Picture: British Airways |
I’ve blogged before about the majestic Boeing 747 and how, after five decades in the air, its future was limited. Today, the era of commercial aviation that the original “jumbo jet” defined will come to an end when the very last 747 rolls of the Boeing production line at its vast plant at Everett in Washington State in the US.
The plane, a cargo version built for Atlas Air, will be the 1,574th production model built by Boeing since the programme began in 1968, the result of Pan American founder Juan Trippe challenging then-Boeing president William Allen to build a plane even bigger than the company’s 707 model, which was at the time regarded as the aircraft that revolutionised long-distance air travel. The 747, however, evolved things even further, filling an aeroplane with up to 400 seats and the ability to cover vast distances relatively quickly with powerful engines. Significantly, it enabled affordable intercontinental travel: I’m sure most Brits’ experience of places like Florida and New York were the result of flying there in a 747. I know all my visits to America were via the beautiful flying ocean liner.

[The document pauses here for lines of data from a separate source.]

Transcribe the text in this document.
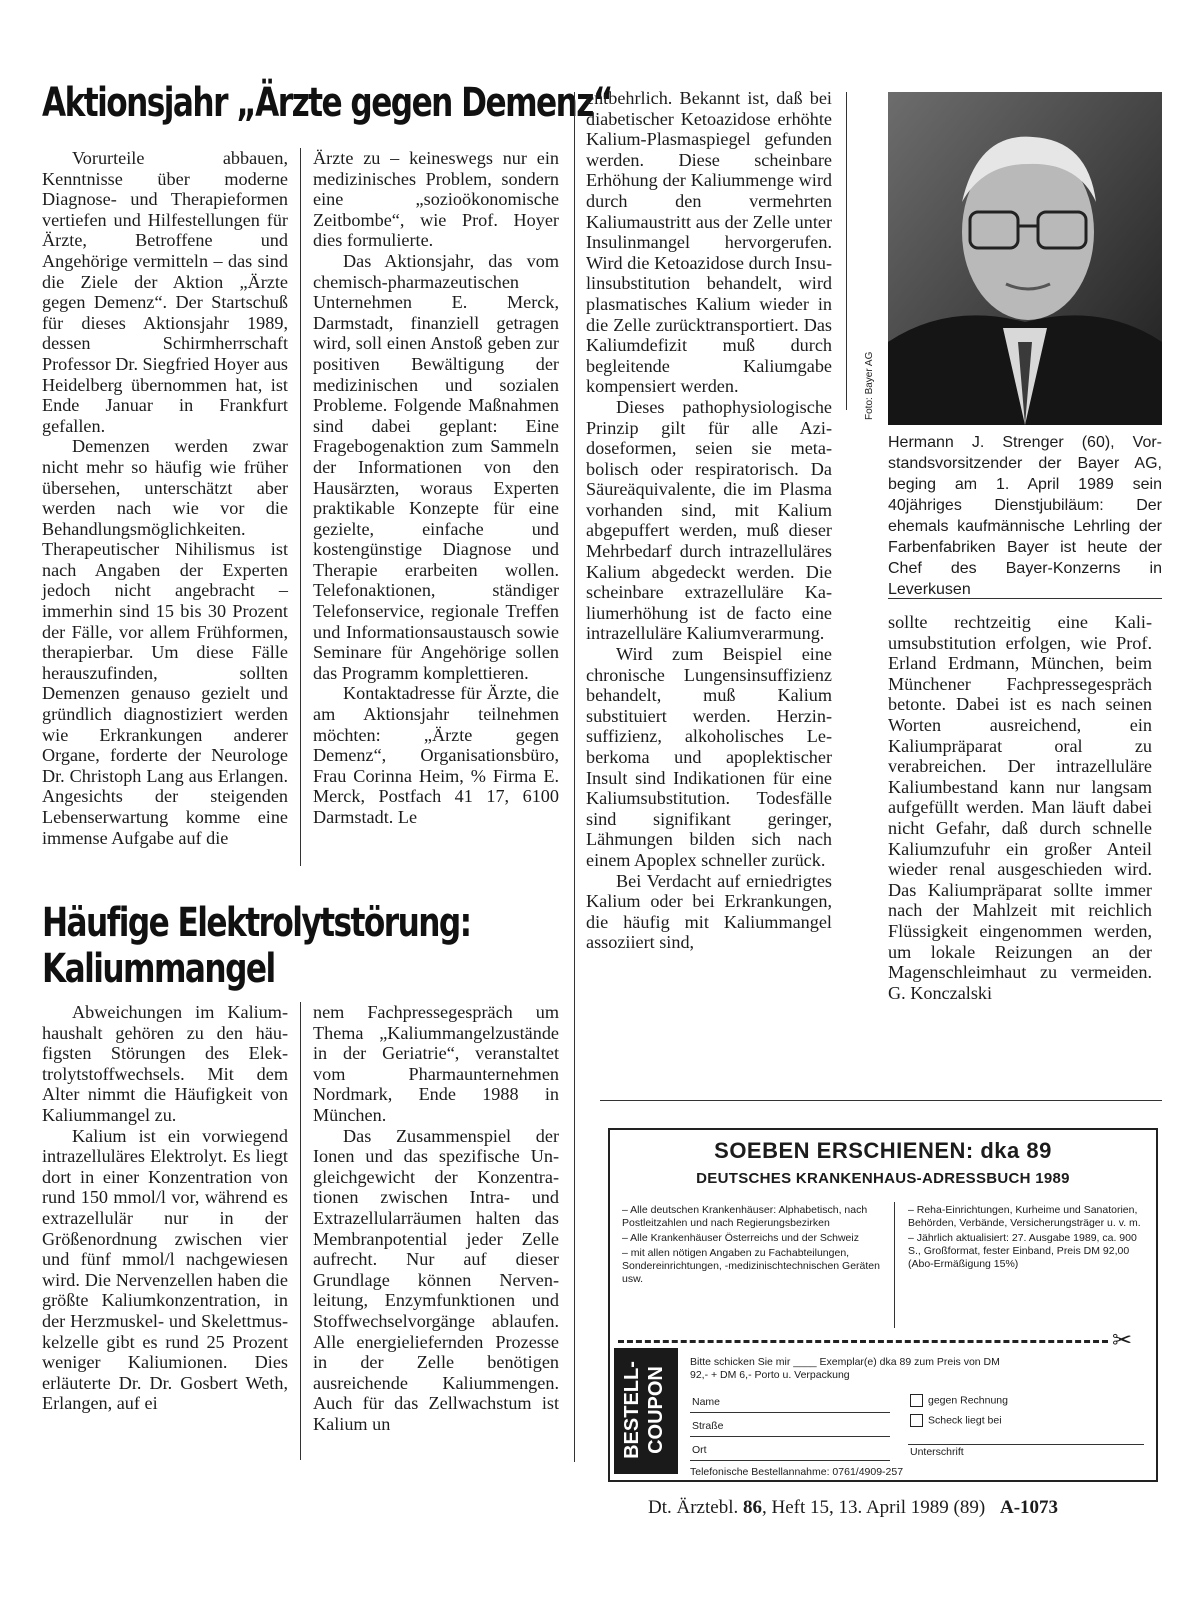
Aktionsjahr „Ärzte gegen Demenz“

Vorurteile abbauen, Kenntnisse über moderne Diagnose- und Therapieformen vertiefen und Hilfestellungen für Ärzte, Betroffene und Angehörige vermitteln – das sind die Ziele der Aktion „Ärzte gegen Demenz“. Der Startschuß für dieses Aktionsjahr 1989, dessen Schirmherrschaft Professor Dr. Siegfried Hoyer aus Heidelberg übernommen hat, ist Ende Januar in Frankfurt gefallen.

Demenzen werden zwar nicht mehr so häufig wie früher übersehen, unterschätzt aber werden nach wie vor die Behandlungsmöglichkeiten. Therapeutischer Nihilismus ist nach Angaben der Experten jedoch nicht angebracht – immerhin sind 15 bis 30 Prozent der Fälle, vor allem Frühformen, therapierbar. Um diese Fälle herauszufinden, sollten Demenzen genauso gezielt und gründlich diagnostiziert werden wie Erkrankungen anderer Organe, forderte der Neurologe Dr. Christoph Lang aus Erlangen. Angesichts der steigenden Lebenserwartung komme eine immense Aufgabe auf die

Ärzte zu – keineswegs nur ein medizinisches Problem, sondern eine „sozioökonomische Zeitbombe“, wie Prof. Hoyer dies formulierte.

Das Aktionsjahr, das vom chemisch-pharmazeutischen Unternehmen E. Merck, Darmstadt, finanziell getragen wird, soll einen Anstoß geben zur positiven Bewältigung der medizinischen und sozialen Probleme. Folgende Maßnahmen sind dabei geplant: Eine Fragebogenaktion zum Sammeln der Informationen von den Hausärzten, woraus Experten praktikable Konzepte für eine gezielte, einfache und kostengünstige Diagnose und Therapie erarbeiten wollen. Telefonaktionen, ständiger Telefonservice, regionale Treffen und Informationsaustausch sowie Seminare für Angehörige sollen das Programm komplettieren.

Kontaktadresse für Ärzte, die am Aktionsjahr teilnehmen möchten: „Ärzte gegen Demenz“, Organisationsbüro, Frau Corinna Heim, % Firma E. Merck, Postfach 41 17, 6100 Darmstadt. Le

Häufige Elektrolytstörung:
Kaliummangel

Abweichungen im Kaliumhaushalt gehören zu den häufigsten Störungen des Elektrolytstoffwechsels. Mit dem Alter nimmt die Häufigkeit von Kaliummangel zu.

Kalium ist ein vorwiegend intrazelluläres Elektrolyt. Es liegt dort in einer Konzentration von rund 150 mmol/l vor, während es extrazellulär nur in der Größenordnung zwischen vier und fünf mmol/l nachgewiesen wird. Die Nervenzellen haben die größte Kaliumkonzentration, in der Herzmuskel- und Skelettmuskelzelle gibt es rund 25 Prozent weniger Kaliumionen. Dies erläuterte Dr. Dr. Gosbert Weth, Erlangen, auf ei

nem Fachpressegespräch um Thema „Kaliummangelzustände in der Geriatrie“, veranstaltet vom Pharmaunternehmen Nordmark, Ende 1988 in München.

Das Zusammenspiel der Ionen und das spezifische Ungleichgewicht der Konzentrationen zwischen Intra- und Extrazellularräumen halten das Membranpotential jeder Zelle aufrecht. Nur auf dieser Grundlage können Nervenleitung, Enzymfunktionen und Stoffwechselvorgänge ablaufen. Alle energieliefernden Prozesse in der Zelle benötigen ausreichende Kaliummengen. Auch für das Zellwachstum ist Kalium un

entbehrlich. Bekannt ist, daß bei diabetischer Ketoazidose erhöhte Kalium-Plasmaspiegel gefunden werden. Diese scheinbare Erhöhung der Kaliummenge wird durch den vermehrten Kaliumaustritt aus der Zelle unter Insulinmangel hervorgerufen. Wird die Ketoazidose durch Insulinsubstitution behandelt, wird plasmatisches Kalium wieder in die Zelle zurücktransportiert. Das Kaliumdefizit muß durch begleitende Kaliumgabe kompensiert werden.

Dieses pathophysiologische Prinzip gilt für alle Azidoseformen, seien sie metabolisch oder respiratorisch. Da Säureäquivalente, die im Plasma vorhanden sind, mit Kalium abgepuffert werden, muß dieser Mehrbedarf durch intrazelluläres Kalium abgedeckt werden. Die scheinbare extrazelluläre Kaliumerhöhung ist de facto eine intrazelluläre Kaliumverarmung.

Wird zum Beispiel eine chronische Lungensinsuffizienz behandelt, muß Kalium substituiert werden. Herzinsuffizienz, alkoholisches Leberkoma und apoplektischer Insult sind Indikationen für eine Kaliumsubstitution. Todesfälle sind signifikant geringer, Lähmungen bilden sich nach einem Apoplex schneller zurück.

Bei Verdacht auf erniedrigtes Kalium oder bei Erkrankungen, die häufig mit Kaliummangel assoziiert sind,

Foto: Bayer AG
Hermann J. Strenger (60), Vorstandsvorsitzender der Bayer AG, beging am 1. April 1989 sein 40jähriges Dienstjubiläum: Der ehemals kaufmännische Lehrling der Farbenfabriken Bayer ist heute der Chef des Bayer-Konzerns in Leverkusen

sollte rechtzeitig eine Kaliumsubstitution erfolgen, wie Prof. Erland Erdmann, München, beim Münchener Fachpressegespräch betonte. Dabei ist es nach seinen Worten ausreichend, ein Kaliumpräparat oral zu verabreichen. Der intrazelluläre Kaliumbestand kann nur langsam aufgefüllt werden. Man läuft dabei nicht Gefahr, daß durch schnelle Kaliumzufuhr ein großer Anteil wieder renal ausgeschieden wird. Das Kaliumpräparat sollte immer nach der Mahlzeit mit reichlich Flüssigkeit eingenommen werden, um lokale Reizungen an der Magenschleimhaut zu vermeiden. G. Konczalski

SOEBEN ERSCHIENEN: dka 89
DEUTSCHES KRANKENHAUS-ADRESSBUCH 1989
– Alle deutschen Krankenhäuser: Alphabetisch, nach Postleitzahlen und nach Regierungsbezirken
– Alle Krankenhäuser Österreichs und der Schweiz
– mit allen nötigen Angaben zu Fachabteilungen, Sondereinrichtungen, -medizinischtechnischen Geräten usw.
– Reha-Einrichtungen, Kurheime und Sanatorien, Behörden, Verbände, Versicherungsträger u. v. m.
– Jährlich aktualisiert: 27. Ausgabe 1989, ca. 900 S., Großformat, fester Einband, Preis DM 92,00 (Abo-Ermäßigung 15%)
✂
BESTELL- COUPON
Bitte schicken Sie mir ____ Exemplar(e) dka 89 zum Preis von DM 92,- + DM 6,- Porto u. Verpackung
Name
Straße
Ort
gegen Rechnung
Scheck liegt bei
Unterschrift
Telefonische Bestellannahme: 0761/4909-257
Dt. Ärztebl. 86, Heft 15, 13. April 1989 (89) A-1073
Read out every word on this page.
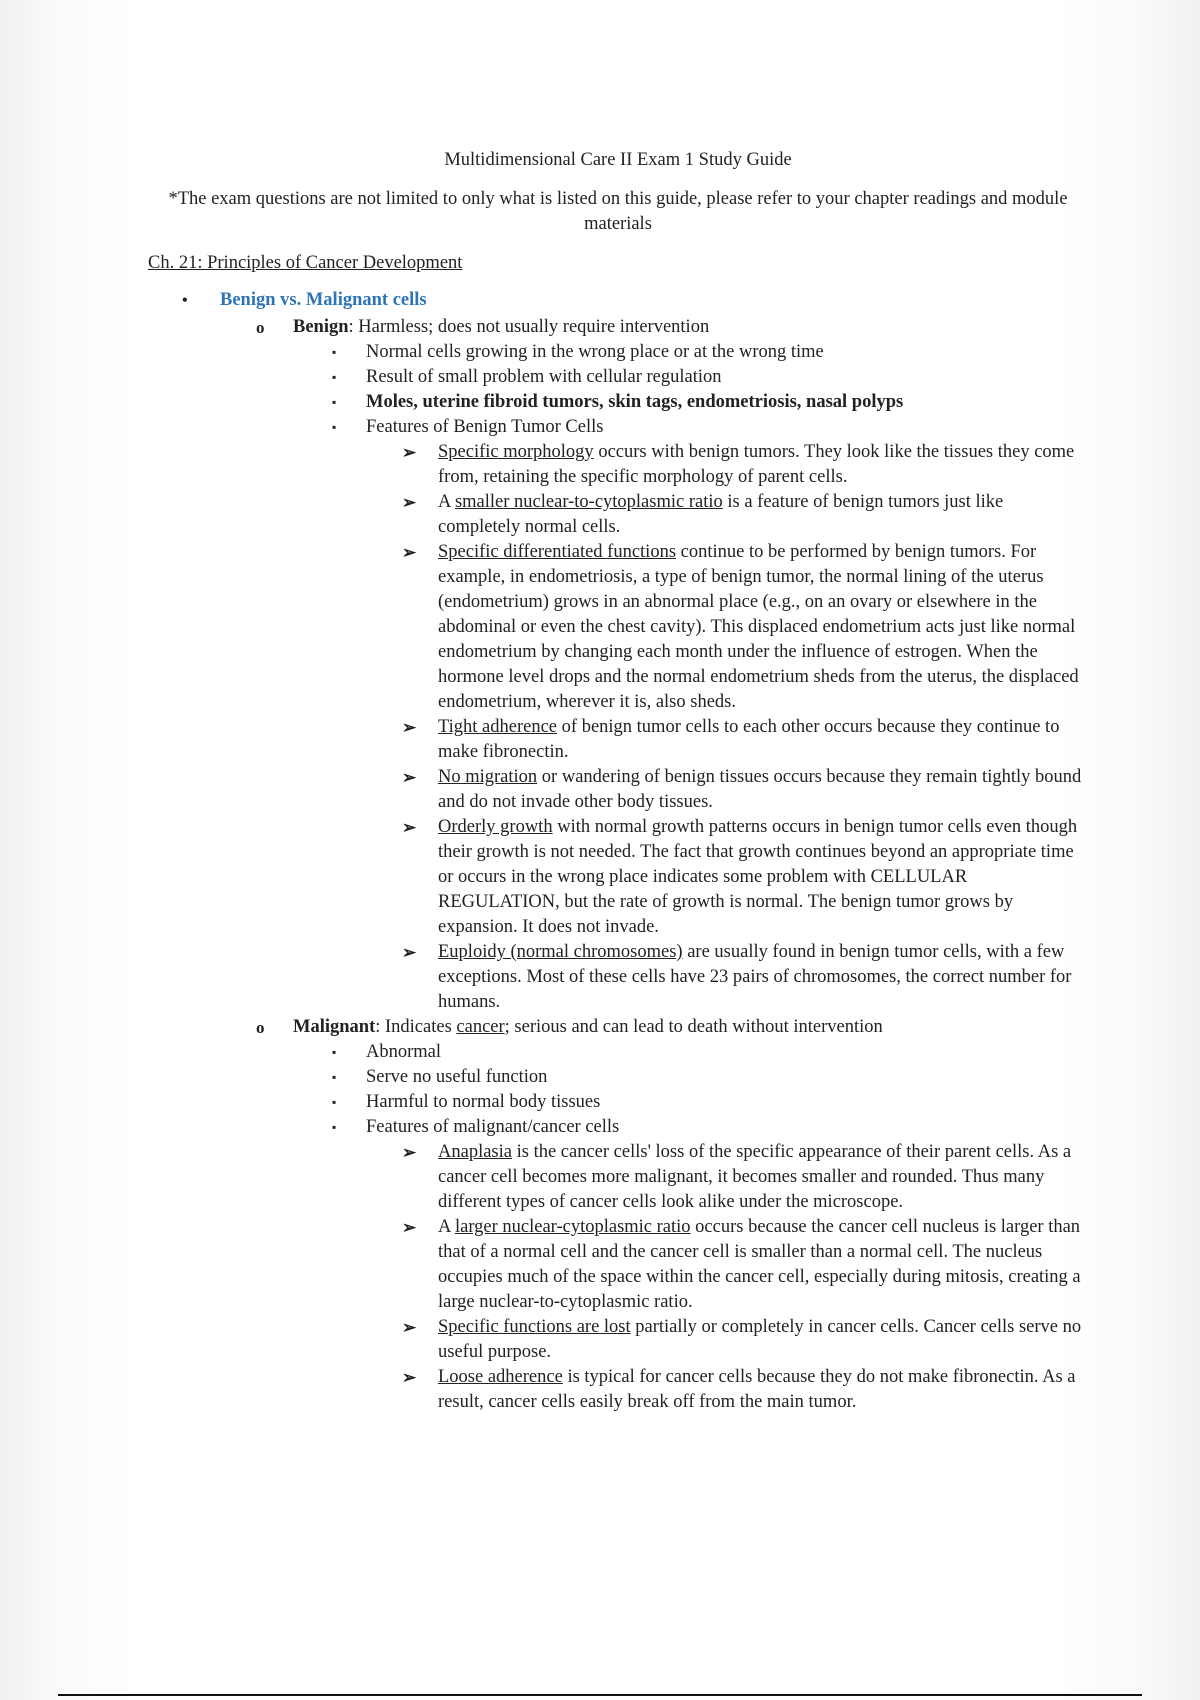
Multidimensional Care II Exam 1 Study Guide
*The exam questions are not limited to only what is listed on this guide, please refer to your chapter readings and module materials
Ch. 21: Principles of Cancer Development
• Benign vs. Malignant cells
o Benign: Harmless; does not usually require intervention
▪ Normal cells growing in the wrong place or at the wrong time
▪ Result of small problem with cellular regulation
▪ Moles, uterine fibroid tumors, skin tags, endometriosis, nasal polyps
▪ Features of Benign Tumor Cells
➢ Specific morphology occurs with benign tumors. They look like the tissues they come from, retaining the specific morphology of parent cells.
➢ A smaller nuclear-to-cytoplasmic ratio is a feature of benign tumors just like completely normal cells.
➢ Specific differentiated functions continue to be performed by benign tumors. For example, in endometriosis, a type of benign tumor, the normal lining of the uterus (endometrium) grows in an abnormal place (e.g., on an ovary or elsewhere in the abdominal or even the chest cavity). This displaced endometrium acts just like normal endometrium by changing each month under the influence of estrogen. When the hormone level drops and the normal endometrium sheds from the uterus, the displaced endometrium, wherever it is, also sheds.
➢ Tight adherence of benign tumor cells to each other occurs because they continue to make fibronectin.
➢ No migration or wandering of benign tissues occurs because they remain tightly bound and do not invade other body tissues.
➢ Orderly growth with normal growth patterns occurs in benign tumor cells even though their growth is not needed. The fact that growth continues beyond an appropriate time or occurs in the wrong place indicates some problem with CELLULAR REGULATION, but the rate of growth is normal. The benign tumor grows by expansion. It does not invade.
➢ Euploidy (normal chromosomes) are usually found in benign tumor cells, with a few exceptions. Most of these cells have 23 pairs of chromosomes, the correct number for humans.
o Malignant: Indicates cancer; serious and can lead to death without intervention
▪ Abnormal
▪ Serve no useful function
▪ Harmful to normal body tissues
▪ Features of malignant/cancer cells
➢ Anaplasia is the cancer cells' loss of the specific appearance of their parent cells. As a cancer cell becomes more malignant, it becomes smaller and rounded. Thus many different types of cancer cells look alike under the microscope.
➢ A larger nuclear-cytoplasmic ratio occurs because the cancer cell nucleus is larger than that of a normal cell and the cancer cell is smaller than a normal cell. The nucleus occupies much of the space within the cancer cell, especially during mitosis, creating a large nuclear-to-cytoplasmic ratio.
➢ Specific functions are lost partially or completely in cancer cells. Cancer cells serve no useful purpose.
➢ Loose adherence is typical for cancer cells because they do not make fibronectin. As a result, cancer cells easily break off from the main tumor.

Three years ago, as Covid started to wreak havoc, British Airways announced the immediate retirement of its 31 747s. The airline had, then, by far the largest fleet of the type still flying. However, even before the pandemic grounded airlines, the aircraft that democratised air travel had started to become an anachronism as more fuel efficient planes like the Airbus A350 and Boeing 787 DreamLiner began replacing such an ageing gas-guzzler as the 747.
BA’s decision to end use of the 747 was, romanticism aside, a rational one. It was planning to retire the 747 in 2024 in any case - 25 years after its first -400 models were introduced - and had remained remarkably loyal to the type. US carriers United Airlines and Delta ended their 747 operations in 2017, while Virgin Atlantic (with whom I took my first US trip, in 1992) retired their 747s in 2020. Lufthansa, one of the few airlines to buy the last 747 type, the -8, are planning the retirement of their fleet, as has KLM.
In those mad days of yore when I used to get on a plane as often as some board a bus, no journey would fill me with the same excitement as one in which I flew in a Boeing 747. When I left San Francisco to move back to Amsterdam in 2003, I got upgraded to a business class seat for the flight with the now defunct Northwest Airlines, who put a 747 on the route. That meant sitting in the upper deck cabin, with a window seat looking out on the Golden Gate Bridge as we soared out of SFO. I’m not too ashamed to admit that I shed a tear - but not because I was leaving California, just the shear romance of it all. I've been lucky enough to get seats on that upper deck on a number of occasions, and it never fails to enamour, not the least, the novelty of having side storage bins that follow the contours of the Jumbo’s haughty prow.
Picture: British Airways |
Even ‘downstairs’, the 747 experience just seemed like no other. Despite its enormous size, the 747 was a very quick plane. While it could never compete with Concorde for speed across the Atlantic, seven hours in the air wasn't a particular hardship to get to New York (even less on the way back to London with a decent following wind). What let BA’s fleet down towards the end was the ageing interior of their 747s, which often lacked the basic connectivity that more modern planes offer as standard. But these were, ultimately, minor quibbles. On journeys to and from San Jose in a previous job, the sensible approach would have been to take BA’s direct flight from Heathrow in a comfy 787, but with the 747 still on the San Francisco route, I’d opt for the love of Boeing’s jumbo, even though there’d be an arduous hour’s drive down to Silicon Valley on landing.
The 747’s decline is sad but it had, to some extent, outlasted its relevance. It will, though, continue in a long-running build for the US Air Force of two specially adapted jets to be used for the President (as ‘Air Force One’), along with cargo versions like Atlas Air’s new addition, a popular option for freight carriers due to the plane’s vast interior. Richard Branson’s Virgin Galactic is also using one of his airline’s old 747s, Cosmic Girl, for its nascent satellite launch venture.
Indeed, the idea of large jets is not entirely over, either. Although the double-deck Airbus A380 has now stopped production, it is likely to remain in use for the foreseeable future, despite being, like the 747, four-engined. Emirates bought 118 of the type to ship large numbers of passengers to and from its Dubai hub. British Airways has even brought its own A380s out mothballs, having put them into storage during the pandemic. While not as romantically appreciated as the 747, passengers love the A380 for its comfort and, for such a lumbering giant, efficiency in flying point-to-point.
It is, though, clear that despite the A380 enduring, twin-engined jets like the A350 and Boeing’s 777 and 787 models do the job, with less passengers, and more efficiently, from a carbon footprint point of view. The days of flying in a plane with an upper deck, and more than its sense of aviation decadence are, without doubt coming to an end.